I don’t think voting should be hard, but I don’t think it’s a problem if people are inconvenienced to vote, as long as there’s not strong evidence that the inconvenience is targeted, that we’re trying to make sure some people can’t vote.
The average voting time in the United States is about 20 minutes. And people stand in line much longer to go to Disney World and so on. I suspect it’s not the worst thing in the world to stand in line next to your fellow citizens and think for a minute and look at them before you go in the voting booth.
The stories I hear, “Oh, I stood in line five hours.” Well, when were the five-hour lines in Georgia? It was on the first day of early voting because all these people rushed out to vote. In early voting, you don’t have a lot of machines and so forth. It’s like we’re almost defeating ourselves. We’re running in circles.
I personally don’t favor no-fault absentee voting. I favor what we might call “easy excuse” absentee voting. The presumption should be you vote on Election Day. Everybody has the same amount of information, knows the same things about the candidates, and we realize that’s the day we come together to govern ourselves. I think there are some real civic benefits to thinking about voting in that way, rather than thinking merely how do we make it as convenient as possible for people to vote. This is not supposed to be like ordering some takeout. I think it’s a more serious thing than that.
To be clear, you’re not in favor of things that would have a disproportionate effect on any racial group, or other defined group of voters?
Right. And you know of course, that’s one of the problems, is almost everything you do can be found to have some impact on some group of people more than others. But I just think we need to think about it. I don’t think we should have five or six weeks of early voting. But similarly, on some of the things Republicans push, I’m agnostic on things like voter ID. I don’t think there’s much evidence it suppresses turnout. I don’t think there’s much evidence it prevents fraud. People like it, though; it gives them a sense of order in an election.
Won’t the many state election bills sponsored by Republicans cause opponents to lose faith in the integrity of upcoming elections? Kind of the flip side of what you’ve said happened due to changes made by secretaries of state and so forth prior to 2020?

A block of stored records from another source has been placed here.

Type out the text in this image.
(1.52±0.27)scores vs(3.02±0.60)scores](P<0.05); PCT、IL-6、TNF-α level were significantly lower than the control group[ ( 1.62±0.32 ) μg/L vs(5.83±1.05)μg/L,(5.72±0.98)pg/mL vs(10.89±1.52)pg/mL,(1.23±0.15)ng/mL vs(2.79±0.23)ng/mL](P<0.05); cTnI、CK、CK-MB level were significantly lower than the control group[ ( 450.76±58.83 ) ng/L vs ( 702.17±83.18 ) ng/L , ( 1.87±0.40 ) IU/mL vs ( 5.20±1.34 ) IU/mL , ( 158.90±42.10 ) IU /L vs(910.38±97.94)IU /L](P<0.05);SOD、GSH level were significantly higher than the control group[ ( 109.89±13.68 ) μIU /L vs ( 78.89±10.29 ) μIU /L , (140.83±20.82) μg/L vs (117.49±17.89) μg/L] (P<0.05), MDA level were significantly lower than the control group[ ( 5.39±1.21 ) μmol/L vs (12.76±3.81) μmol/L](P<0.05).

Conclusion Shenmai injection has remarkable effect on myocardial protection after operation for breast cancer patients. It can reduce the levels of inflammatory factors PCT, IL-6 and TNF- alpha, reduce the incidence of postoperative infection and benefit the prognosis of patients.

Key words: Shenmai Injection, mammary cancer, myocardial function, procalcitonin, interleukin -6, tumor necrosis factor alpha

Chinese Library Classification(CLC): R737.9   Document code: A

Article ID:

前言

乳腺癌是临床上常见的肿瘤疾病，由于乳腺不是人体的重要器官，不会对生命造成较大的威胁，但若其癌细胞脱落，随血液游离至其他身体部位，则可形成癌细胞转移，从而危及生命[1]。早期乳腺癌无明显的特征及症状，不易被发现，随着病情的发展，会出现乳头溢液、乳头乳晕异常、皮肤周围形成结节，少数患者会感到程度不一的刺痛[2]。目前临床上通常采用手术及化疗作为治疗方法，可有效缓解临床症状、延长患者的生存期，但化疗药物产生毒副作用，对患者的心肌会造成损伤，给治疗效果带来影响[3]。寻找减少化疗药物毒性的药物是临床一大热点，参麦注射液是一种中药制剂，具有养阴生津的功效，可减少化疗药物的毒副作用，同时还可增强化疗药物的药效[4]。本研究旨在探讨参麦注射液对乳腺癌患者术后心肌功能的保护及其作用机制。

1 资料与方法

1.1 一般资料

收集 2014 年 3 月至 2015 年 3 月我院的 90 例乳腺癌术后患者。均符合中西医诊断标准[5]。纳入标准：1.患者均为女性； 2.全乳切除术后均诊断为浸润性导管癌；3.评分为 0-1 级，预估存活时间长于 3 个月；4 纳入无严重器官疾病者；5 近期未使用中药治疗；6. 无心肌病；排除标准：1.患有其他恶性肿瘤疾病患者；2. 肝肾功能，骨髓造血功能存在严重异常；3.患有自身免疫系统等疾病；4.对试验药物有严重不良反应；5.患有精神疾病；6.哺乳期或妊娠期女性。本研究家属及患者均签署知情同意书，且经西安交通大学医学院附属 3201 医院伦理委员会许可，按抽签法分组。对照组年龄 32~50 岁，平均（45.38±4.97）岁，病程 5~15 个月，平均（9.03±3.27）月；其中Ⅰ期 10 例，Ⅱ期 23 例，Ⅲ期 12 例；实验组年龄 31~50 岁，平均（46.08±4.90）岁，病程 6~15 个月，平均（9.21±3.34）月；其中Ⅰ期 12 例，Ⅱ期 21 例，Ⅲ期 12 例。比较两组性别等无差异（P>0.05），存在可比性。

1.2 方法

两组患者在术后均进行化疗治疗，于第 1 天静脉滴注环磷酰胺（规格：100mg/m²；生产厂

I think when you look at the bills in Texas and Georgia, when you look at them really closely, what actually came out of the state legislative processes in both of these states are really pretty good bills. In many ways they make it easier to vote, take a balanced approach. [Note: The Texas bill passed the state Senate, but the House has been unable to reach quorum since Democratic lawmakers fled the state in an effort to stymie the bill’s passage during a special session this summer.]
Now you take a look at a lot of the bills that were introduced and didn’t go anywhere, in those states and elsewhere – well a lot of them were really extreme. I think really bad.
And if you listen to the rhetoric, you can begin to think these bills really suppress the vote. But I just don’t think they do. Like one thing several states have done is to require absentee ballots to be received a little bit earlier, like nine days before the election instead of five, or something like that.
You remember that one of the big problems some states had – we had this problem here in Ohio – was that the deadline for applying for an absentee ballot was so late that you couldn’t count on getting the absentee ballots out and getting them back in time, even if the voter filled it out the day they got it. So the change isn’t necessarily a bad idea.
To me, my ideal system would be you have absentee balloting, and you have just a couple of days of early voting for people who find out fairly late in the game that they won’t be able to vote on Election Day. But you get into some of these critiques of that kind of change as being voter suppression. I think people are hyping it up for various partisan reasons.
Note: This story has been updated to clarify that Michigan’s secretary of state mailed out absentee ballot applications to all voters.